The learning of language itself is designed to serve religious purposes. Thus, the image that the child develops is that there is a special place for the Muslims and the ‘Islamic’ way of life, which overrides the right of all citizens to be viewed as being equal and to take pride in their own beliefs and ways of living. In view of ideologically motivated suggestions from the education policy and the curriculum, it is not surprising that the textbooks have a markedly communal and chauvinistic attitude.

History books too have been distorted to suit the purposes of indoctrination. Pakistan Studies textbooks, which contain the history portion, do not mention the ancient pre-Islamic civilizations and cultures of the Indus valley (Moenjodaro, Harappa, Taxila, etc.). They commence with the first Arab invasion of Sindh by Mohammed bin Qasim, which is treated as the beginning of history for all practical purposes. They also largely bypass the Buddhist, Hindu and British periods in the history of the South Asian subcontinent and jump to the movement for Pakistan led by the Muslim League.

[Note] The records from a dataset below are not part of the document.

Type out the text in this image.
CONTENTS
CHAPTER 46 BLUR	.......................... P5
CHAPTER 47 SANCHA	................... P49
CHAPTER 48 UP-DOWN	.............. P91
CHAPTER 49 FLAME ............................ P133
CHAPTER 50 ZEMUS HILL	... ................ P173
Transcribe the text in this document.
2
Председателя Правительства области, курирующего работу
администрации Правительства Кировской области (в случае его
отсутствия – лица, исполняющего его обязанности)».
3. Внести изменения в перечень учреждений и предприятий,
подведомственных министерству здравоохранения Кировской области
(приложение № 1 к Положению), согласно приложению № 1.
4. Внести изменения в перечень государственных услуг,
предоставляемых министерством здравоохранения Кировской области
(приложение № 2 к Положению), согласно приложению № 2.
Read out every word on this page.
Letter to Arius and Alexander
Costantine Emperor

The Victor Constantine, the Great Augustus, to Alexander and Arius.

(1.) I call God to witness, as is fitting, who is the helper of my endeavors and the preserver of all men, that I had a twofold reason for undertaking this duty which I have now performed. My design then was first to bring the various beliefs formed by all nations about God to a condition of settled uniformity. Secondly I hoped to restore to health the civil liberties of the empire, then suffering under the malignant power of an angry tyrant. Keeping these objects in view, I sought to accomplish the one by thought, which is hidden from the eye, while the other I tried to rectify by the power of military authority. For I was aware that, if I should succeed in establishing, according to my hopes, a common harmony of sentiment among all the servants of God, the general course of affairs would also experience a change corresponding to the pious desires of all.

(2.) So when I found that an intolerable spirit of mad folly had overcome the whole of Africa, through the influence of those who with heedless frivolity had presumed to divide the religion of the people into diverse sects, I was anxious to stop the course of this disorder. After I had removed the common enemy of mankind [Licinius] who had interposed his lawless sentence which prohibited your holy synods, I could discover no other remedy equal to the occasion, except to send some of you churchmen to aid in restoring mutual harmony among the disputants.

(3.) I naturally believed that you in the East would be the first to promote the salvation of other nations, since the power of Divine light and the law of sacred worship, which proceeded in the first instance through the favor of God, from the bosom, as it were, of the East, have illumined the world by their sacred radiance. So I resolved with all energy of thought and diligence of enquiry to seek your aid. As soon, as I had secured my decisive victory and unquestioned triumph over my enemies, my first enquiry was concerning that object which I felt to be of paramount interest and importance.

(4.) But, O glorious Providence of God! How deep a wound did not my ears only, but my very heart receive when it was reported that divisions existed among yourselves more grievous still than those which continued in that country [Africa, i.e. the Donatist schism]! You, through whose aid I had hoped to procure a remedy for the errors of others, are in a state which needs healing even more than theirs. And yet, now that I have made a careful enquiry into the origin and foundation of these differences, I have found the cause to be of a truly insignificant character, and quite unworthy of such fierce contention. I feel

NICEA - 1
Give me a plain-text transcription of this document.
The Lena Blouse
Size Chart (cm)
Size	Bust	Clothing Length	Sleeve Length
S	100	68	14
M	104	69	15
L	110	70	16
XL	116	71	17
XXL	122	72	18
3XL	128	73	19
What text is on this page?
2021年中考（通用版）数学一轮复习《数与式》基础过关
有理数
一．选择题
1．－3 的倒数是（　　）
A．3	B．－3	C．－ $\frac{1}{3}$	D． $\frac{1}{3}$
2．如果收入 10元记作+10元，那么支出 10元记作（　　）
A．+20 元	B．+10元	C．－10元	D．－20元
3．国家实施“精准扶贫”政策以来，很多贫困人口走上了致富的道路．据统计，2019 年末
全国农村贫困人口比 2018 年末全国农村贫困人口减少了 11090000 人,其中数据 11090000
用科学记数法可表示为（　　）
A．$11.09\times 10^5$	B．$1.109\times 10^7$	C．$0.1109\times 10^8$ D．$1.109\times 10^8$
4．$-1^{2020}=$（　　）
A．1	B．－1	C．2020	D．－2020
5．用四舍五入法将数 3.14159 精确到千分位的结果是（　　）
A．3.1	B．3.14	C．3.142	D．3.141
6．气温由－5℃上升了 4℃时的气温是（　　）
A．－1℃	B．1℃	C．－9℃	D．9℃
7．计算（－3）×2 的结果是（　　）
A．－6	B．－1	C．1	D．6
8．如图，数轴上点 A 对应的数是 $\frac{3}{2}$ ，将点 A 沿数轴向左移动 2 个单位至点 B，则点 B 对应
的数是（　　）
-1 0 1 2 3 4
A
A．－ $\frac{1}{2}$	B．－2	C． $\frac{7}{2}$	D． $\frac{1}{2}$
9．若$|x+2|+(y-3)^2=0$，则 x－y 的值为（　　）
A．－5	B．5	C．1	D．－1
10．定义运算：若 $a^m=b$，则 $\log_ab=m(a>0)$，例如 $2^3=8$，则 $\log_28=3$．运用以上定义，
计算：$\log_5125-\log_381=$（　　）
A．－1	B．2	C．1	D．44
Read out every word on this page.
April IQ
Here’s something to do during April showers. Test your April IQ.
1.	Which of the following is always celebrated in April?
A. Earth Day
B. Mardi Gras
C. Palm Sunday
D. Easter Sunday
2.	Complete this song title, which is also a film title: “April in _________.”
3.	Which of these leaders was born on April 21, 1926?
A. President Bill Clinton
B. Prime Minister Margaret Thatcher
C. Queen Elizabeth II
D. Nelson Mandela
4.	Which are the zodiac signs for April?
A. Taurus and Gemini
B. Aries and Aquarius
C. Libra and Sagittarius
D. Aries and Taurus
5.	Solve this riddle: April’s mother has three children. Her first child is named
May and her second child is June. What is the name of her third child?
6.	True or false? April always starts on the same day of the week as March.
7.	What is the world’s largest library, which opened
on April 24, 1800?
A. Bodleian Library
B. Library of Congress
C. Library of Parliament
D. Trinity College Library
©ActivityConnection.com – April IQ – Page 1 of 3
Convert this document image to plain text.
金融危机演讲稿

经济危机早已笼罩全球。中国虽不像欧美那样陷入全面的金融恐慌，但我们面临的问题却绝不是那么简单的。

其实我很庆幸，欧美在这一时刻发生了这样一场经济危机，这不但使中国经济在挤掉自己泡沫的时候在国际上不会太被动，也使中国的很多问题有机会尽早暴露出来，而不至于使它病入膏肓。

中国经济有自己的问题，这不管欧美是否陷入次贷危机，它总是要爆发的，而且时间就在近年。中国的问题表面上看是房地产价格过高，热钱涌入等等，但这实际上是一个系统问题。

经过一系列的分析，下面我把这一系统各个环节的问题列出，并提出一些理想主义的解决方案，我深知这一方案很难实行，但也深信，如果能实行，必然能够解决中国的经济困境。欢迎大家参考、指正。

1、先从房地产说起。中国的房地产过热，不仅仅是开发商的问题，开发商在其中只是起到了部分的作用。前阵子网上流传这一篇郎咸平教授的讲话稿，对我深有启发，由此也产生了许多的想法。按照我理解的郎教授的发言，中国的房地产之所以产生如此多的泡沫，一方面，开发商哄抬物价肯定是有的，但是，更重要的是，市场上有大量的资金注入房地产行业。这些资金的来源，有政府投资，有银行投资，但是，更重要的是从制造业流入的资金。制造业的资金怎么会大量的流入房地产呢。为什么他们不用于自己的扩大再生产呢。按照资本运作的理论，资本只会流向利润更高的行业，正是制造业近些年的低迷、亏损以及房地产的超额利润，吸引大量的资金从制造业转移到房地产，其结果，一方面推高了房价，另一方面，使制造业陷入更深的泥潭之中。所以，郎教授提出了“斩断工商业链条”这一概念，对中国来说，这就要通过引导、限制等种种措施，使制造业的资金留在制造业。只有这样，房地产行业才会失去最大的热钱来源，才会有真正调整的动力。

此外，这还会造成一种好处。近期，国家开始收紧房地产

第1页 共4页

The specific ideological basis of this structuring is to make children regard the Muslim eras as the only relevant and glorious part of history. The pervasive attitude that is promoted through the textbooks is that only Muslims can be good, courageous and patriotic; thus, cultivating a kind of petty chauvinism.

Clearly, education in Pakistan is crying out for reform. First, however, the West has some critical choices to make. It can no longer command the privilege of running with the hare and hunting with the hounds. If a part of the education system in Pakistan is identified as a factor in world terrorism, it also needs to be recognized that the problem cannot be looked at in isolation from socio-economic and political factors.

The essential prerequisite of effective reform of education in Pakistan is the dismantling of the overarching ‘Praetorian’ apparatuses dominating the country. If the West wants to make the world safe for itself and for all the peoples of the world, it will have to abandon its client regimes and support the process of democratization of societies in Muslim countries. It will also have to accept the fact that democratization will bring nationalist forces to the fore, which may not play the tune required by western financial and commercial interests. The choices are stark, but they can no longer be avoided.